Performance Benchmarks

Nebula is engineered for high-performance execution.

Executive Summary

Benchmark	Nebula	Python 3.11	Speedup
Fibonacci(28)	0.05s	0.20s	4x
Sum Loop (1M)	0.15s	0.45s	3x
String Concat	0.08s	0.12s	1.5x
Matrix Math	0.22s	0.65s	3x

Methodology

All benchmarks run on:

CPU: AMD Ryzen 7 5800X
RAM: 32GB DDR4
OS: Windows 11 / Linux (Ubuntu 22.04)
Nebula: v1.0.0 (--vm mode)
Python: 3.11.4

Each test run 10 times, median reported.

Detailed Benchmarks

Fibonacci (Recursive)

Classic recursive implementation:

fn fib(n) do
    if n <= 1 do
        give n
    end
    give fib(n - 1) + fib(n - 2)
end

log(fib(28))

n	Nebula	Python	Speedup
25	0.01s	0.05s	5x
28	0.05s	0.20s	4x
30	0.12s	0.52s	4.3x
35	1.20s	5.40s	4.5x

Loop Performance

Simple counter loop:

fn loop_test(n) do
    sum = 0
    i = 0
    while i < n do
        sum = sum + i
        i = i + 1
    end
    give sum
end

log(loop_test(1000000))

Iterations	Nebula	Python	Speedup
100K	0.03s	0.10s	3.3x
1M	0.15s	0.45s	3x
10M	1.50s	4.80s	3.2x

String Operations

String concatenation and manipulation:

fn string_test() do
    result = ""
    for i = 0, 10000 do
        result = result + "x"
    end
    give len(result)
end

Operations	Nebula	Python	Note
10K concat	0.08s	0.12s	String interning helps

Constant Folding

Static math expressions:

# These are computed at compile time
perm result = 2 + 3 * 4 - 1
perm circle = 3.14159 * 10 * 10

Expression	Nebula	Python
Static math	0.00s	0.01s

The Nebula compiler folds constant expressions, so runtime cost is zero.

Why Nebula is Fast

1. NanBoxing

All values fit in 64 bits.
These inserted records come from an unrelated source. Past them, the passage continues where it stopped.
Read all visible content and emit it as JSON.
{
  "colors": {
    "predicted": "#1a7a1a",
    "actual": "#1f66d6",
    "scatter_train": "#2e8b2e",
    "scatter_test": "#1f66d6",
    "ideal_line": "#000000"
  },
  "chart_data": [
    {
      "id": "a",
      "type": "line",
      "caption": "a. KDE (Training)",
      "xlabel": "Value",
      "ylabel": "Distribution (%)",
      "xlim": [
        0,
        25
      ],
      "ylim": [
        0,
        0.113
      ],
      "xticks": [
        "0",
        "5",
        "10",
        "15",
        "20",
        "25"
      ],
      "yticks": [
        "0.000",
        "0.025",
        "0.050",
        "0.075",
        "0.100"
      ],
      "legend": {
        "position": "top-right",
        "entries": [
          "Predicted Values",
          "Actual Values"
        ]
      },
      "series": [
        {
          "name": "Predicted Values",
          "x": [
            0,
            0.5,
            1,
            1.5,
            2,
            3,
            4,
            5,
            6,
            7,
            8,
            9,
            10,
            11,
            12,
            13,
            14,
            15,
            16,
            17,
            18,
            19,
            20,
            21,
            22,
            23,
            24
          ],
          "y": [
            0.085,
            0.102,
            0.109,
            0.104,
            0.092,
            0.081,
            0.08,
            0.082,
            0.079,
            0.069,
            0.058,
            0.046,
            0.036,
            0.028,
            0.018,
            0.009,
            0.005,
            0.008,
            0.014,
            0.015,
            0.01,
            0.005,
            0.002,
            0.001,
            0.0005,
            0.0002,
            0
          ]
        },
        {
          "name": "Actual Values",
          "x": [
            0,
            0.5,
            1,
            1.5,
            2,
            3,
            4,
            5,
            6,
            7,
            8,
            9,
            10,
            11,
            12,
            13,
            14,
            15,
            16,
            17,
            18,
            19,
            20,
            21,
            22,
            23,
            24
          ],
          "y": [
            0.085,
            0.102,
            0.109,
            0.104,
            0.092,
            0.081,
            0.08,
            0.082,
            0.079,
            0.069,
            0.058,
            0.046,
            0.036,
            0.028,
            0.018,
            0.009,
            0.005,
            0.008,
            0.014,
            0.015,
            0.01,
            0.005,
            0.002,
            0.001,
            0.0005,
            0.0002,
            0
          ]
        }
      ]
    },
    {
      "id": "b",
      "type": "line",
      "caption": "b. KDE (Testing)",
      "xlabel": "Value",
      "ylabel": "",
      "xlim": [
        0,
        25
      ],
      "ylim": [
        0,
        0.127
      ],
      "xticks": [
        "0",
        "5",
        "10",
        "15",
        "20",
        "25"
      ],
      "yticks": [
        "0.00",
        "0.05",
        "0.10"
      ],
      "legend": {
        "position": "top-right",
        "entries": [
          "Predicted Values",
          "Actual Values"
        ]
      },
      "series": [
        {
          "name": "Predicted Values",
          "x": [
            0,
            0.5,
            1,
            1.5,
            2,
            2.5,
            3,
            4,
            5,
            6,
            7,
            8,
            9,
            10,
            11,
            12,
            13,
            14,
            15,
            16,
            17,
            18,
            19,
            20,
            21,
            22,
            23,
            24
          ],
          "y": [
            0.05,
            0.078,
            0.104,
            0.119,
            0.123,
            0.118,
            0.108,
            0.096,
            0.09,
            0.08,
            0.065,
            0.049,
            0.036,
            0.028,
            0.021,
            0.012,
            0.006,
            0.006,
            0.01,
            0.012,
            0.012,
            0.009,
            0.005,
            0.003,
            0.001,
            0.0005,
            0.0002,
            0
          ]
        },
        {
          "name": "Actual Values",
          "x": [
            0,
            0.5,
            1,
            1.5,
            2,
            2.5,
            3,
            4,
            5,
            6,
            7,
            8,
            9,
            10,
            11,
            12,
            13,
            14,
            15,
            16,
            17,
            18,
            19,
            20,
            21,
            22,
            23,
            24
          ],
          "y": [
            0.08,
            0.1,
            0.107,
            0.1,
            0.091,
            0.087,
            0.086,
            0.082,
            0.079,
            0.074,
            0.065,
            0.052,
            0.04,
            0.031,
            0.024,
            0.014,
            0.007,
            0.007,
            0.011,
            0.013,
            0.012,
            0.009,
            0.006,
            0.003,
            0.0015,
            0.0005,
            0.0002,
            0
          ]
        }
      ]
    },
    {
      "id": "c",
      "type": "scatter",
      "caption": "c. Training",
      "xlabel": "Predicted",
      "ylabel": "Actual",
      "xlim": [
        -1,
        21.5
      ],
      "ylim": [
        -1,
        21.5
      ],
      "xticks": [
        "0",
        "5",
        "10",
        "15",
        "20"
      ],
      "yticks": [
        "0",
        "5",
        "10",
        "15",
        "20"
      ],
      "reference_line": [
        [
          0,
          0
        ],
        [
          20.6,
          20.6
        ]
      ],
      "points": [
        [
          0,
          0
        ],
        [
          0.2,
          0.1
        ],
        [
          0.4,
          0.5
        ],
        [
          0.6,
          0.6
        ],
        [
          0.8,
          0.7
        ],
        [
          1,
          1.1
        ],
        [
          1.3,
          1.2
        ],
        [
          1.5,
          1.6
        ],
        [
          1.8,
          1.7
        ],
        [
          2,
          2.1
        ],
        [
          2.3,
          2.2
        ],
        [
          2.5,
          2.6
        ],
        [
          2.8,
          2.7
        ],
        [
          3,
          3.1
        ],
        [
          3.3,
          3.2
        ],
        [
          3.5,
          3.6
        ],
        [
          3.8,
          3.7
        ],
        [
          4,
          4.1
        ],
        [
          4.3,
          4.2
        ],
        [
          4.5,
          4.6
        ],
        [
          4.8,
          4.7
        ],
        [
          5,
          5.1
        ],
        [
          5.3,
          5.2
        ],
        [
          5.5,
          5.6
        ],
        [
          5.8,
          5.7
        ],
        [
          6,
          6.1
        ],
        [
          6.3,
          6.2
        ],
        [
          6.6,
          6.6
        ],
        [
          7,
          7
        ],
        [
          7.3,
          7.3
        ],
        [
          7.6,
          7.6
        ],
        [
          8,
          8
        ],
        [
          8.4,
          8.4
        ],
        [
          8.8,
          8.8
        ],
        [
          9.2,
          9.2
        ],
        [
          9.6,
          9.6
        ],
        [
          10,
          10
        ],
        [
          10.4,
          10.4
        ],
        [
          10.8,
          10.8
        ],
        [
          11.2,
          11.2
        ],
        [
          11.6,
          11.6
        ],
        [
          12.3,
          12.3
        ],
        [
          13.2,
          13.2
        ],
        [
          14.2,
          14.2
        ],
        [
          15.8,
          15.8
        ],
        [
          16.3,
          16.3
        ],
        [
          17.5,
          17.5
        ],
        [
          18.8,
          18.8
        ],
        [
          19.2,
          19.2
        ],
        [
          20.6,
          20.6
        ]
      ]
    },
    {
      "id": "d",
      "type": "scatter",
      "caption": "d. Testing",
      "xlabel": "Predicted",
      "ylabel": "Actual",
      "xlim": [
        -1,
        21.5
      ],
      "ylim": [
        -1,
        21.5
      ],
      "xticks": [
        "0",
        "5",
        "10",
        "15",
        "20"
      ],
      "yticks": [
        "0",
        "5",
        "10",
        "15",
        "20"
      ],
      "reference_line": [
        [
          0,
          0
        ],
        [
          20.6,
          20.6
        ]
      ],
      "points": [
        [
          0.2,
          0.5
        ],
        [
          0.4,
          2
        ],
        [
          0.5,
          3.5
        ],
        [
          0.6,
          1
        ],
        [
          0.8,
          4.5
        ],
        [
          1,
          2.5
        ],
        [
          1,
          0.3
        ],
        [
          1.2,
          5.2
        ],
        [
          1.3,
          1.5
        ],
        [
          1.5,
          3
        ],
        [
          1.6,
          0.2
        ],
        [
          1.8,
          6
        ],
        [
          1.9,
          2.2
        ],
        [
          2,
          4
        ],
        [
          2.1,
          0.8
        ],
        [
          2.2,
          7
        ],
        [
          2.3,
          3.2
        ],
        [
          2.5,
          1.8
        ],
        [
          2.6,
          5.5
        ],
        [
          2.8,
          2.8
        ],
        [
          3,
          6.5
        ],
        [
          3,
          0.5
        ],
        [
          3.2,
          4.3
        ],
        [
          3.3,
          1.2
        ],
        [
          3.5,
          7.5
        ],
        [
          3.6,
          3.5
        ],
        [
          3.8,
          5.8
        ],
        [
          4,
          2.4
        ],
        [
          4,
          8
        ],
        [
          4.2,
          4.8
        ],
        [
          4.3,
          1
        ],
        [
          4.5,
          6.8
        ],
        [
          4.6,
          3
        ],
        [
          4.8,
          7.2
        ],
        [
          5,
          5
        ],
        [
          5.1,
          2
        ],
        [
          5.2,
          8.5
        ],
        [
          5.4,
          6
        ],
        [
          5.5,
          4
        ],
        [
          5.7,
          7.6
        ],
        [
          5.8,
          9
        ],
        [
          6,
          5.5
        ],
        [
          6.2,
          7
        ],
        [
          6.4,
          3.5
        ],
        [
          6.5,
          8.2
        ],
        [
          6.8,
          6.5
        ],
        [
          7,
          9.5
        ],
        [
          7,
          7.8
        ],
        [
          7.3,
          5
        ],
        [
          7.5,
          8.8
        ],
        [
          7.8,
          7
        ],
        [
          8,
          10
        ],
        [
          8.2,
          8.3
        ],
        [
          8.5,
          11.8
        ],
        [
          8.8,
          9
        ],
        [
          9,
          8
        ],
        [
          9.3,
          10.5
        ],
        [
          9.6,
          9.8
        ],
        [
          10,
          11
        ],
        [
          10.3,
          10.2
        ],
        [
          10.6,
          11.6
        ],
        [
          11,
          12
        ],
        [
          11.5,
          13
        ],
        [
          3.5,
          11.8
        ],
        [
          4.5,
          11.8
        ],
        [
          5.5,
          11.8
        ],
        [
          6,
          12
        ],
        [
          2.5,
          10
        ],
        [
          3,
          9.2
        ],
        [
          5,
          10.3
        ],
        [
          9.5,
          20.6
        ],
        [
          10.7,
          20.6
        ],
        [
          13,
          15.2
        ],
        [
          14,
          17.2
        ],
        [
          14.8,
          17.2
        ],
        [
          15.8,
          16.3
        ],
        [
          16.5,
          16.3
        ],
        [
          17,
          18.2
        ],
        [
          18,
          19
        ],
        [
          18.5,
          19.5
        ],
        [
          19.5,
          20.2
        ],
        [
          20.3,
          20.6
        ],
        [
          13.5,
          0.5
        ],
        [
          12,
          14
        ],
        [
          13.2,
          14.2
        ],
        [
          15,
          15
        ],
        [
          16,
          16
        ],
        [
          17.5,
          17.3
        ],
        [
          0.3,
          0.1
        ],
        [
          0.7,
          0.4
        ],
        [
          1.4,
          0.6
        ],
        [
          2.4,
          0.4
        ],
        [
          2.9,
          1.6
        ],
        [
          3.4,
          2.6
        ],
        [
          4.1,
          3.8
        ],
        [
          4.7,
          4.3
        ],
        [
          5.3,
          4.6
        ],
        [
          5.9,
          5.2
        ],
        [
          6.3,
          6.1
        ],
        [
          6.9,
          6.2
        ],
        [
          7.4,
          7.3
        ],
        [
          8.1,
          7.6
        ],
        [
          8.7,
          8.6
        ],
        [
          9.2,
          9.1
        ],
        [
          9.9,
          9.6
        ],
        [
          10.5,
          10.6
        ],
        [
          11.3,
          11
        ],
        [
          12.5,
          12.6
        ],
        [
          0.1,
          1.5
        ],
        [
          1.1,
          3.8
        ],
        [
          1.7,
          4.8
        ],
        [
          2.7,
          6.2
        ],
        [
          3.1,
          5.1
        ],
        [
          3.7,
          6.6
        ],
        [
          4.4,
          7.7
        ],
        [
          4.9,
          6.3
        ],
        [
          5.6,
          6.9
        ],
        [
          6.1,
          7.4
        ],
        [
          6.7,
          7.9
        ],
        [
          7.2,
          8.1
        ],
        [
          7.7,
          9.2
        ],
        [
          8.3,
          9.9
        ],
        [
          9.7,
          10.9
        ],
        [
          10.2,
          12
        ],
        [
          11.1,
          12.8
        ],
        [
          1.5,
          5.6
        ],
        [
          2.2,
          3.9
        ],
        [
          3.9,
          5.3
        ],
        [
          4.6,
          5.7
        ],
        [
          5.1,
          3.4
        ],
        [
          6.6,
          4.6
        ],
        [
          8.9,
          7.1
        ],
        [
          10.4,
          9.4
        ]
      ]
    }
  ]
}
No heap allocation for primitives.

Number:  [64-bit IEEE 754 float]
Integer: [NaN-tagged 48-bit integer]
Boolean: [NaN-tagged single bit]
Pointer: [NaN-tagged 48-bit address]

2. Global Indexing

Variables are array indices, not hash lookups:

# Source
x = 10

# VM sees
STORE_GLOBAL_0  # Direct array access

3. String Interning

String comparison is O(1):

perm a = "hello"
perm b = "hello"
log(a == b)  # Pointer comparison, instant

4. Peephole Optimization

Redundant bytecode is eliminated:

LOAD_CONST 1    →    LOAD_CONST 3
LOAD_CONST 2
ADD

5. Specialized Instructions

Common patterns have dedicated opcodes:

LOAD_LOCAL 0    →    LOAD_LOCAL_0 (single byte)
INC_LOCAL 0     (increment without load/store)

Running Your Own Benchmarks

fn benchmark(name, iterations, func) do
    start = clock()
    i = 0
    while i < iterations do
        func()
        i = i + 1
    end
    elapsed = clock() - start
    log(name, ":", elapsed, "ms")
end

benchmark("fib", 1000, fn() = fib(20))

Comparison with Other Languages

Language	Fib(30)	Relative
C (gcc -O3)	0.01s	1x
Rust	0.01s	1x
Nebula	0.12s	12x
Lua	0.18s	18x
Python	0.52s	52x
Ruby	0.65s	65x

Nebula is significantly faster than Python while maintaining similar ease of use.